November 22, 2005, 1:51 pm CST

Yours, Mineand Ours

These parents thought by joining two families are braver than me! I married a man with two teenage boys and I had two younger boys then we had a baby girl together! These people will survive as did we. Now our kids are 24, 23, 20, 19 & 13! These people just need alot of love, understanding, respect,and most of all alot of discipline and stand by each other instead of working against one another! What one says the other needs to enforce! Hang in there they will be 18 and on their on soon enough! Thanks, Stein 706
 
November 22, 2005, 1:55 pm CST

message to Barbara

I wanted to leave a Message for Barbara, I think it is so great the that you have welcomed all these childern as your own. There are not meny women that would do this. I agree that you need help with the disapline of the boys. But I just had to say how great it is that you are trying sooo hard to be a good mom to thoes kids. 

 
November 22, 2005, 1:55 pm CST

Hello

Hey there, I know that a lot of y'all are in the situation where you are married to a great guy with a clingy daughter. 

Well, let me tell you, I was that daughter when I was younger. I followed my dad everywhere, I was spoiled rotten and I honestly thought that I was my dads equal. So as you can imagine, my new step mother was less than thrilled.

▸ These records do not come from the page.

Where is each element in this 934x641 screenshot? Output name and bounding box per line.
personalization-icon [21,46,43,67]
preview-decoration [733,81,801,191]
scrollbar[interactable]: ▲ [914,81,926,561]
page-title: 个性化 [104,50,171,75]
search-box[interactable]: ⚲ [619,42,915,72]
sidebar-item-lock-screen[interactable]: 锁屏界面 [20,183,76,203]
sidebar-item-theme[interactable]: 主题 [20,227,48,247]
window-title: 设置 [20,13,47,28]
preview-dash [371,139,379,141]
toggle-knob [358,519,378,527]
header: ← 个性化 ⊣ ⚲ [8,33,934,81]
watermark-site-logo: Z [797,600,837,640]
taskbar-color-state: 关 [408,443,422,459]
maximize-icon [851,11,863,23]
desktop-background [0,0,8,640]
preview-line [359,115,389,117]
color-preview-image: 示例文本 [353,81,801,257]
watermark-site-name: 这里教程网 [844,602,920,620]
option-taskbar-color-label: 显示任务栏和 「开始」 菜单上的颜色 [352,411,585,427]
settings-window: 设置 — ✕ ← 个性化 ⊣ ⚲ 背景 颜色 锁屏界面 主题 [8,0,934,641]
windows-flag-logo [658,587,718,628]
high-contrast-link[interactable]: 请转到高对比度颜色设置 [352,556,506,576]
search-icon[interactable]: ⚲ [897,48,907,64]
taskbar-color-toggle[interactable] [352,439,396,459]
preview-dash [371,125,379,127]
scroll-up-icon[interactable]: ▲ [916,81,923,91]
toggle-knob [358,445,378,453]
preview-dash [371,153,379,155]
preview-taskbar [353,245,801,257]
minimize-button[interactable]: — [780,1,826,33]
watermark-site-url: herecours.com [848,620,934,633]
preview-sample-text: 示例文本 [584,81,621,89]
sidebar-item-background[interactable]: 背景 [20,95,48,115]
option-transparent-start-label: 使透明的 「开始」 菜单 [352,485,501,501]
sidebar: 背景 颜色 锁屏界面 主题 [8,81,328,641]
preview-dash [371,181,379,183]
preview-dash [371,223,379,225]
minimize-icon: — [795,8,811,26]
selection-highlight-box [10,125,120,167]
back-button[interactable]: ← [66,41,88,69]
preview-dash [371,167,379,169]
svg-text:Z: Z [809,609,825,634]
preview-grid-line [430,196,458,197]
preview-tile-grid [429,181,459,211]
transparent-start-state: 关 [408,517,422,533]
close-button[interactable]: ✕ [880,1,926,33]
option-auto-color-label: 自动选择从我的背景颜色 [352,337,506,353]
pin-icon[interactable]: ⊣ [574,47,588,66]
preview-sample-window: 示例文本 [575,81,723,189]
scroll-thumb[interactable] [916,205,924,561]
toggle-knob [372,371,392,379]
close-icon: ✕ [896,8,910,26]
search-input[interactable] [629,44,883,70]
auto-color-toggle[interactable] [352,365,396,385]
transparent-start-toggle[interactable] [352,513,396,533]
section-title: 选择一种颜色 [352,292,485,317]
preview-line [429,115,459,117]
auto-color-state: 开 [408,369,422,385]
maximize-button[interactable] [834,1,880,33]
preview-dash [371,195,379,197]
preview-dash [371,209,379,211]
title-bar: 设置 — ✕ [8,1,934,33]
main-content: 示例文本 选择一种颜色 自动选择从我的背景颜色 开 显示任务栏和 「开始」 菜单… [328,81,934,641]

But fortunately she took the upper hand.  

See, the key to this situation is discipline, if my stepmother had never disciplined me and made me realize that I was the DAUGHTER and not the EQUAL, then my life would have been a disaster.  

At the time you might feel like the "bad guy" but just know that it works, thanks to my step mom I am completely different, and I am even more closer to her than I am with my dad.  

Just stick to your guns and be a great mother to her, and trust me she will turn around... if I could do it, then any spoiled brat can ;) 

<3Sam 

 
November 22, 2005, 2:03 pm CST

11/22 "Yours, Mine & Ours”

Well this will come to a surprise but I am 20 years old and me and my husband have 6 kids 

I have three ages 6,4 and 2 and my husband has three ages 11,8 and 6. We also live in a 3 bedroom house and we don't have a problem with it everyone is happy and so am I. Parents need to know how to discipline their children and teach their children how to respect their elders. Parents also need to have patience. But i wish them the best.